So if you had a MUD sever that handled each tcp connection in a separate process,
for stream in acceptor.incoming() {
match stream {
Err(e) => { /* connection failed */ }
Ok(stream) => spawn(proc() {
handle_client(stream)
})
}
}
What would be the strategy for sharing mutable world data for that server? I can imagine n connections responding to commands from the user. Each command needing to visit and possibly modify the world.
pub struct Server<'a> {
world: World<'a>
}
pub struct World<'a> {
pub chat_rooms: HashMap<&'a str, ChatRoom<'a>>
}
impl<'a> World<'a> {
pub fn new() -> World<'a> {
let mut rooms = HashMap::new();
rooms.insert("General", ChatRoom::new("General"));
rooms.insert("Help", ChatRoom::new("Help"));
World{chat_rooms: rooms}
}
}
Would Arc be the way to go?
let shared_server = Arc::new(server);
let server = shared_server.clone();
spawn(proc() {
// Work with server
});
What about scaling to 100 or 1000 users? I'm just looking for a nudge in the right direction.
An Arc
will let you access a value from multiple tasks, but it will not allow you to borrow the value mutably. The compiler cannot verify statically that only one task would borrow the value mutably at a time, and mutating a value concurrently on different tasks leads to data races.

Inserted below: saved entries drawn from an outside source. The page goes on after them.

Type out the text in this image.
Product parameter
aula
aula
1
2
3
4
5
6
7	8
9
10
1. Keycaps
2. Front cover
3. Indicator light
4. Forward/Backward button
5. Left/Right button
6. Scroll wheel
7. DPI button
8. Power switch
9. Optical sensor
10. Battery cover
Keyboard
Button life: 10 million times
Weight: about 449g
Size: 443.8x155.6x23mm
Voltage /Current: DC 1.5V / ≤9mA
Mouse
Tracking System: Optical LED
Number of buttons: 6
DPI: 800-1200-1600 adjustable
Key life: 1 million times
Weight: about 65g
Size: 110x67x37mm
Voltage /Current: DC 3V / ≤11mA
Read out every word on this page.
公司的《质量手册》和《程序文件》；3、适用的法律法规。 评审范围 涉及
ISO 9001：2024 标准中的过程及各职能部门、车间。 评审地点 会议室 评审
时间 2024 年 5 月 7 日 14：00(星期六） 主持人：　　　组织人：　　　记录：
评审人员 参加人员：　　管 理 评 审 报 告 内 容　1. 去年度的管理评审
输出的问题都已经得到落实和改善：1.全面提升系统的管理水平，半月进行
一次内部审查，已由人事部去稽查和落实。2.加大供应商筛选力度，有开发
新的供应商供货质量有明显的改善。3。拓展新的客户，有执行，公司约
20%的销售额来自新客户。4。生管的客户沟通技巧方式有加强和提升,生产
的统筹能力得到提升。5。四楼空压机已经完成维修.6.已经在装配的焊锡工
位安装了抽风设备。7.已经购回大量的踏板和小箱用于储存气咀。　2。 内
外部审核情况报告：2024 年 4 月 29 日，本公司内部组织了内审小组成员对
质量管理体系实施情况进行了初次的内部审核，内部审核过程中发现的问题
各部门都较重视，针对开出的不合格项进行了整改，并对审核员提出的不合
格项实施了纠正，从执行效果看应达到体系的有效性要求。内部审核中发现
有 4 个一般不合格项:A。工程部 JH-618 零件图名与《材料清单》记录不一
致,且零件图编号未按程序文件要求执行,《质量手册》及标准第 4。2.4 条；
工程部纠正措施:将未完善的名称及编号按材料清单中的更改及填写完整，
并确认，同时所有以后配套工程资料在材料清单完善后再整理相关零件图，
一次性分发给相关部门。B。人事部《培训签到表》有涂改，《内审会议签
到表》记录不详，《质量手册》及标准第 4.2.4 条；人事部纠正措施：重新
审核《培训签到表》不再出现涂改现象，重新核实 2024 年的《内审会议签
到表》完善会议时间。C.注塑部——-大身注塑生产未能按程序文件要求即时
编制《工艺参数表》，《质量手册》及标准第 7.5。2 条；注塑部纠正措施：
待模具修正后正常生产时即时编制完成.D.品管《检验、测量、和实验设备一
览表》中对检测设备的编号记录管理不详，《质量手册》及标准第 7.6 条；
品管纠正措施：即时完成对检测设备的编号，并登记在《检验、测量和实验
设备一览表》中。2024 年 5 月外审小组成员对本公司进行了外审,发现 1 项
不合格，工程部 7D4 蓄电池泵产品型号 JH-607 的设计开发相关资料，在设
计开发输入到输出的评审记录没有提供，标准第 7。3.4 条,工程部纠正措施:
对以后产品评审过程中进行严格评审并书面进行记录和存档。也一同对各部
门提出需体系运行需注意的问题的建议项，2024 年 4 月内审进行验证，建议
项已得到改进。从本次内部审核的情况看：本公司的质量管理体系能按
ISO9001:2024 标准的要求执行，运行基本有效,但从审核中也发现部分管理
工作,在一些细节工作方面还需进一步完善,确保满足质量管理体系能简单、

Rust's standard library provides some types that allow mutating a shared object safely. Here are two of them:
Mutex
: This is a simple mutual exclusion lock. A Mutex
wraps the protected value, so the only way to access the value is by locking the mutex. Only one task at a time may access the wrapped value.RWLock
: This is a reader-writer lock. This kind of lock lets multiple tasks read a value at the same time, but writers must have exclusive access. This is basically the same rules that the borrow checker and RefCell
have (except the lock waits until the borrow is released, instead of failing compilation or panicking).You'll need to wrap a Mutex
or a RWLock
in an Arc
to make it accessible to multiple tasks.